My dad wasn't a great husband to my mum and so my mum tells me he wasn't really interested in us as kids. They divorced when I was 12 and o didn't have much to do with him as a teen. Forgot birthdays, didn't make an effort at Christmas and had no interest in what i was doing. When I had dc's myself, he was around but not completely around. Hes continued to forget birthdays and when he remembers its usually a bar of chocolate. 8 years ago I went through a divorce and he helped me out financially (paid my mortgage arrears of around 1.5k). My dad has always been financially ok but doesn't like spending money. He has already started moaning about Christmas. I have to go shopping every year with him to buy presents for people that he really doesn't want to. Last year I made sure I saved him some money and 3 pound was spent on all the grandchildren.
I invite him to birthdays and Christmas but its like he cones because he has to. When he visits (he hasn't in 4 months) he sits and watches as I mow the lawn, cook food, and make tea and would never even think of offering to help.
He has just missed another 2 birthdays.
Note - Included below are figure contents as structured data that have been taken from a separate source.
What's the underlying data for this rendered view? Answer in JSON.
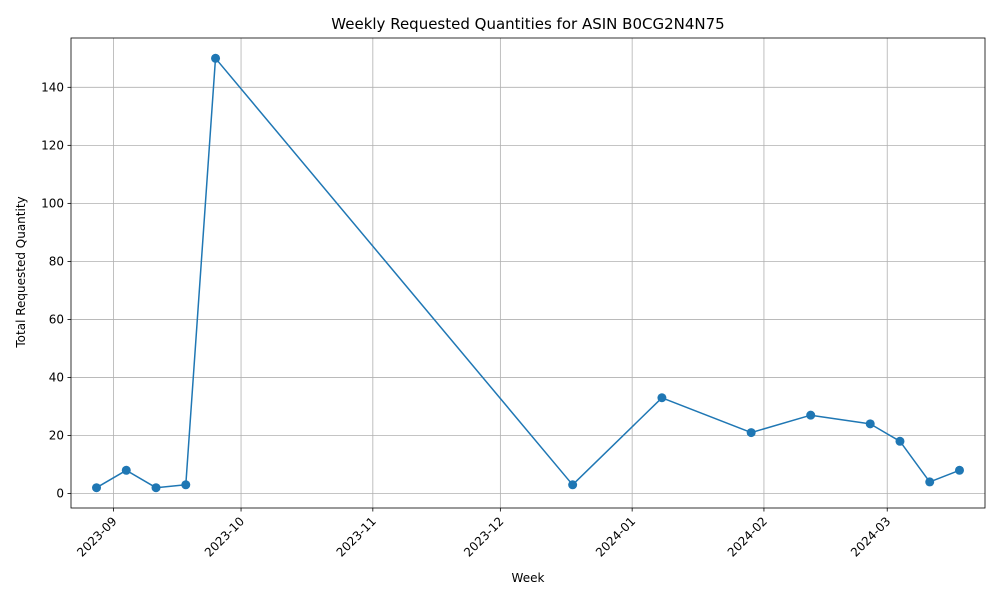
{
  "chart_data": {
    "type": "line",
    "title": "Weekly Requested Quantities for ASIN B0CG2N4N75",
    "xlabel": "Week",
    "ylabel": "Total Requested Quantity",
    "x_tick_labels": [
      "2023-09",
      "2023-10",
      "2023-11",
      "2023-12",
      "2024-01",
      "2024-02",
      "2024-03"
    ],
    "x_ticks": [
      "2023-09-01",
      "2023-10-01",
      "2023-11-01",
      "2023-12-01",
      "2024-01-01",
      "2024-02-01",
      "2024-03-01"
    ],
    "y_ticks": [
      0,
      20,
      40,
      60,
      80,
      100,
      120,
      140
    ],
    "xlim": [
      "2023-08-22",
      "2024-03-24"
    ],
    "ylim": [
      -5,
      157
    ],
    "grid": true,
    "color": "#1f77b4",
    "marker": "circle",
    "series": [
      {
        "x": [
          "2023-08-28",
          "2023-09-04",
          "2023-09-11",
          "2023-09-18",
          "2023-09-25",
          "2023-12-18",
          "2024-01-08",
          "2024-01-29",
          "2024-02-12",
          "2024-02-26",
          "2024-03-04",
          "2024-03-11",
          "2024-03-18"
        ],
        "values": [
          2,
          8,
          2,
          3,
          150,
          3,
          33,
          21,
          27,
          24,
          18,
          4,
          8
        ]
      }
    ]
  }
}
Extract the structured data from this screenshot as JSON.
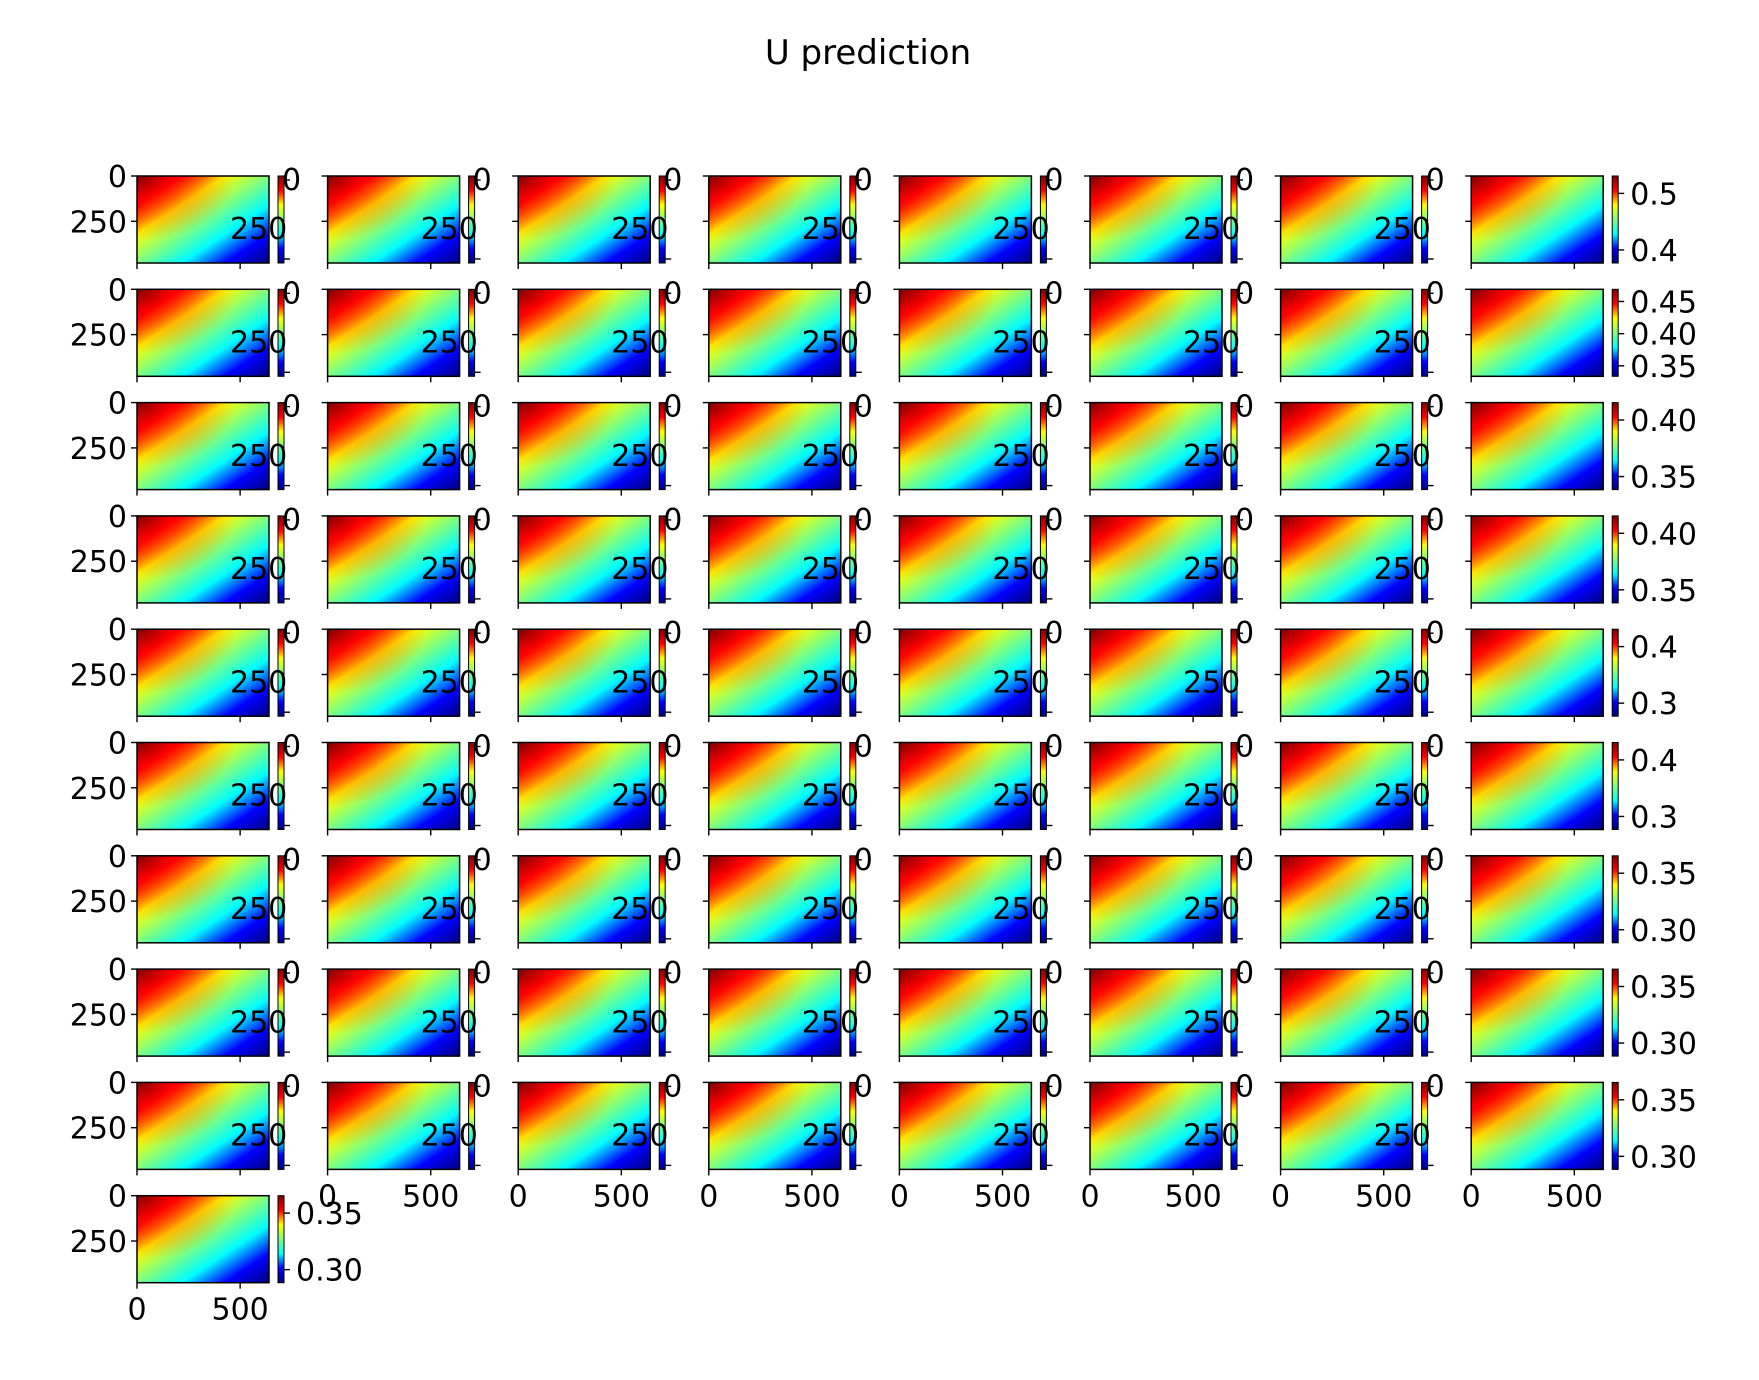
{
  "figure": {
    "title": "U prediction",
    "grid": {
      "rows": 10,
      "cols": 8,
      "panels": 73
    },
    "colormap": "jet",
    "colormap_stops": [
      "#00007f",
      "#0000ff",
      "#00ffff",
      "#7fff7f",
      "#ffff00",
      "#ff0000",
      "#7f0000"
    ]
  },
  "chart_data": {
    "type": "heatmap",
    "title": "U prediction",
    "description_values": "Grid of 73 image panels, each showing a U-field heatmap with its own colorbar",
    "xlim": [
      0,
      640
    ],
    "ylim": [
      480,
      0
    ],
    "axis_tick_labels": {
      "y": [
        "0",
        "250"
      ],
      "x": [
        "0",
        "500"
      ],
      "colorbar_overlap_label": "250"
    },
    "colorbars_right_column": [
      {
        "row": 1,
        "ticks": [
          "0.5",
          "0.4"
        ]
      },
      {
        "row": 2,
        "ticks": [
          "0.45",
          "0.40",
          "0.35"
        ]
      },
      {
        "row": 3,
        "ticks": [
          "0.40",
          "0.35"
        ]
      },
      {
        "row": 4,
        "ticks": [
          "0.40",
          "0.35"
        ]
      },
      {
        "row": 5,
        "ticks": [
          "0.4",
          "0.3"
        ]
      },
      {
        "row": 6,
        "ticks": [
          "0.4",
          "0.3"
        ]
      },
      {
        "row": 7,
        "ticks": [
          "0.35",
          "0.30"
        ]
      },
      {
        "row": 8,
        "ticks": [
          "0.35",
          "0.30"
        ]
      },
      {
        "row": 9,
        "ticks": [
          "0.35",
          "0.30"
        ]
      },
      {
        "row": 10,
        "ticks": [
          "0.35",
          "0.30"
        ]
      }
    ]
  }
}
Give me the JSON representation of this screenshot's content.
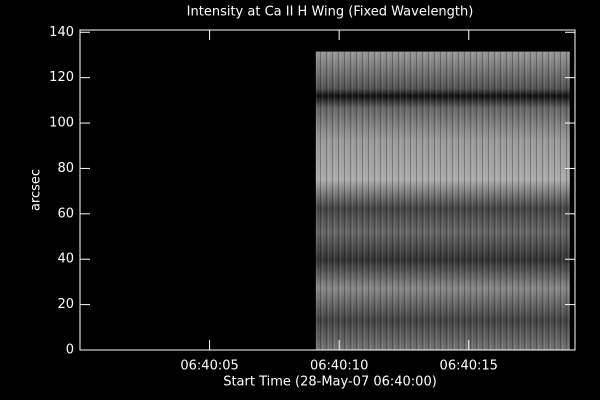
{
  "chart_data": {
    "type": "image",
    "title": "Intensity at Ca II H Wing (Fixed Wavelength)",
    "x_label": "Start Time (28-May-07 06:40:00)",
    "y_label": "arcsec",
    "xlim": [
      0,
      19.1
    ],
    "ylim": [
      0,
      141
    ],
    "xticks": [
      {
        "value": 5,
        "label": "06:40:05"
      },
      {
        "value": 10,
        "label": "06:40:10"
      },
      {
        "value": 15,
        "label": "06:40:15"
      }
    ],
    "yticks": [
      0,
      20,
      40,
      60,
      80,
      100,
      120,
      140
    ],
    "image": {
      "x": [
        9.1,
        18.9
      ],
      "y": [
        0,
        131.5
      ]
    }
  }
}
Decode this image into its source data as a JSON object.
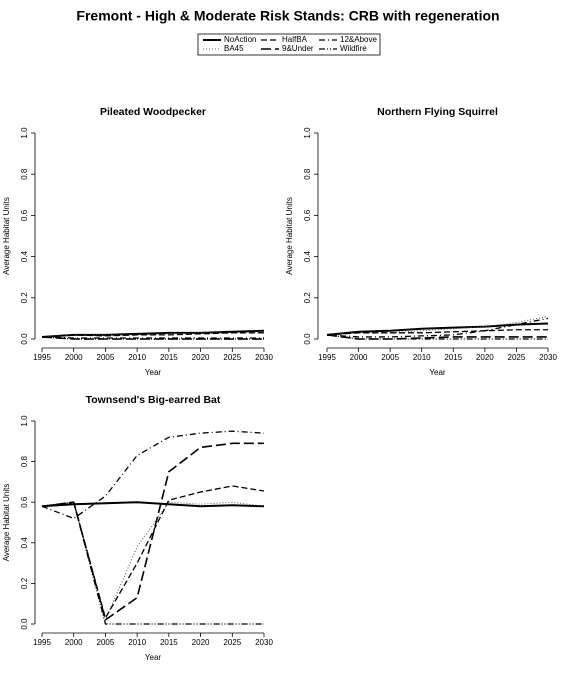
{
  "title": "Fremont  - High & Moderate Risk Stands: CRB with regeneration",
  "legend": [
    {
      "name": "NoAction",
      "color": "#000000",
      "dash": "none",
      "width": 2
    },
    {
      "name": "BA45",
      "color": "#555555",
      "dash": "1 2",
      "width": 1
    },
    {
      "name": "HalfBA",
      "color": "#000000",
      "dash": "6 3",
      "width": 1.3
    },
    {
      "name": "9&Under",
      "color": "#000000",
      "dash": "10 4",
      "width": 1.6
    },
    {
      "name": "12&Above",
      "color": "#000000",
      "dash": "6 3 1 3",
      "width": 1.3
    },
    {
      "name": "Wildfire",
      "color": "#000000",
      "dash": "6 2 1 2 1 2",
      "width": 1.3
    }
  ],
  "chart_data": [
    {
      "type": "line",
      "title": "Pileated Woodpecker",
      "x_label": "Year",
      "y_label": "Average Habitat Units",
      "x": [
        1995,
        2000,
        2005,
        2010,
        2015,
        2020,
        2025,
        2030
      ],
      "xlim": [
        1995,
        2030
      ],
      "xticks": [
        1995,
        2000,
        2005,
        2010,
        2015,
        2020,
        2025,
        2030
      ],
      "ylim": [
        0,
        1
      ],
      "yticks": [
        {
          "value": 0,
          "label": "0.0"
        },
        {
          "value": 0.2,
          "label": "0.2"
        },
        {
          "value": 0.4,
          "label": "0.4"
        },
        {
          "value": 0.6,
          "label": "0.6"
        },
        {
          "value": 0.8,
          "label": "0.8"
        },
        {
          "value": 1,
          "label": "1.0"
        }
      ],
      "series": [
        {
          "values": [
            0.01,
            0.02,
            0.02,
            0.025,
            0.03,
            0.03,
            0.035,
            0.04
          ]
        },
        {
          "values": [
            0.01,
            0.02,
            0.02,
            0.02,
            0.025,
            0.03,
            0.03,
            0.035
          ]
        },
        {
          "values": [
            0.01,
            0.02,
            0.015,
            0.02,
            0.02,
            0.025,
            0.03,
            0.03
          ]
        },
        {
          "values": [
            0.01,
            0,
            0,
            0,
            0,
            0,
            0,
            0
          ]
        },
        {
          "values": [
            0.01,
            0.005,
            0.005,
            0.005,
            0.005,
            0.005,
            0.005,
            0.005
          ]
        },
        {
          "values": [
            0.01,
            0,
            0,
            0,
            0,
            0,
            0,
            0
          ]
        }
      ]
    },
    {
      "type": "line",
      "title": "Northern Flying Squirrel",
      "x_label": "Year",
      "y_label": "Average Habitat Units",
      "x": [
        1995,
        2000,
        2005,
        2010,
        2015,
        2020,
        2025,
        2030
      ],
      "xlim": [
        1995,
        2030
      ],
      "xticks": [
        1995,
        2000,
        2005,
        2010,
        2015,
        2020,
        2025,
        2030
      ],
      "ylim": [
        0,
        1
      ],
      "yticks": [
        {
          "value": 0,
          "label": "0.0"
        },
        {
          "value": 0.2,
          "label": "0.2"
        },
        {
          "value": 0.4,
          "label": "0.4"
        },
        {
          "value": 0.6,
          "label": "0.6"
        },
        {
          "value": 0.8,
          "label": "0.8"
        },
        {
          "value": 1,
          "label": "1.0"
        }
      ],
      "series": [
        {
          "values": [
            0.02,
            0.035,
            0.04,
            0.05,
            0.055,
            0.06,
            0.07,
            0.075
          ]
        },
        {
          "values": [
            0.02,
            0.03,
            0.03,
            0.04,
            0.05,
            0.06,
            0.08,
            0.11
          ]
        },
        {
          "values": [
            0.02,
            0.03,
            0.03,
            0.03,
            0.035,
            0.04,
            0.045,
            0.045
          ]
        },
        {
          "values": [
            0.02,
            0,
            0,
            0.005,
            0.01,
            0.01,
            0.01,
            0.01
          ]
        },
        {
          "values": [
            0.02,
            0.01,
            0.01,
            0.015,
            0.02,
            0.04,
            0.07,
            0.1
          ]
        },
        {
          "values": [
            0.02,
            0,
            0,
            0,
            0,
            0,
            0,
            0
          ]
        }
      ]
    },
    {
      "type": "line",
      "title": "Townsend's Big-earred Bat",
      "x_label": "Year",
      "y_label": "Average Habitat Units",
      "x": [
        1995,
        2000,
        2005,
        2010,
        2015,
        2020,
        2025,
        2030
      ],
      "xlim": [
        1995,
        2030
      ],
      "xticks": [
        1995,
        2000,
        2005,
        2010,
        2015,
        2020,
        2025,
        2030
      ],
      "ylim": [
        0,
        1
      ],
      "yticks": [
        {
          "value": 0,
          "label": "0.0"
        },
        {
          "value": 0.2,
          "label": "0.2"
        },
        {
          "value": 0.4,
          "label": "0.4"
        },
        {
          "value": 0.6,
          "label": "0.6"
        },
        {
          "value": 0.8,
          "label": "0.8"
        },
        {
          "value": 1,
          "label": "1.0"
        }
      ],
      "series": [
        {
          "values": [
            0.58,
            0.59,
            0.595,
            0.6,
            0.59,
            0.58,
            0.585,
            0.58
          ]
        },
        {
          "values": [
            0.58,
            0.6,
            0.02,
            0.38,
            0.6,
            0.59,
            0.6,
            0.58
          ]
        },
        {
          "values": [
            0.58,
            0.6,
            0.03,
            0.3,
            0.61,
            0.65,
            0.68,
            0.655
          ]
        },
        {
          "values": [
            0.58,
            0.6,
            0.02,
            0.13,
            0.75,
            0.87,
            0.89,
            0.89
          ]
        },
        {
          "values": [
            0.58,
            0.52,
            0.63,
            0.83,
            0.92,
            0.94,
            0.95,
            0.94
          ]
        },
        {
          "values": [
            0.58,
            0.6,
            0,
            0,
            0,
            0,
            0,
            0
          ]
        }
      ]
    }
  ]
}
I have decided I can't do this anymore. I feel like I'm always trying to keep this relationship going with nothing back. During the summer I was helping him with paperwork as he was selling his property. I have always made sure he isn't alone (even though me and my dd's have spent Christmas alone when he had decided to go to my aunt's.
Anyway. He has just been paid quite alot of money for a pension. 6 months ago he said when I get my money I will give you 1k. 4 months ago he rang to say he had it. He hasn't visited since. I have bumped into him 3 times and on all occasions he has said, we will have to sort that money out. The last time I bumped into him he asked why I hadn't been down to collect the money. I explained I had been busy working/studying etc.
What would you do? I really could do with some money as me and my dd's struggle every day as I am a single parent studying and working. We are all desperate for winter clothes. I don't want to ask for it. I really wish I could say. I don't want your money. I know he has stayed away because he doesn't want to spend it. Before he had this pay out. I said for him to enjoy life, go on a cruise (he said no), buy a camper and a bike (he said no), treat yourself to some clothes (he has socks with holes in). He has grandchildren he could spend time with and he chooses the pub most days. I have offered to help him set up internet to look for single holidays/groups but he isn't interested.
Do I accept money from him and go and buy my dd's some nice clothes or carry on as we usually do and make do.
I have recently seen a counsellor regarding my upbringing and I'm really trying to put the guilt aside when it comes to how I feel about my parents and put me first.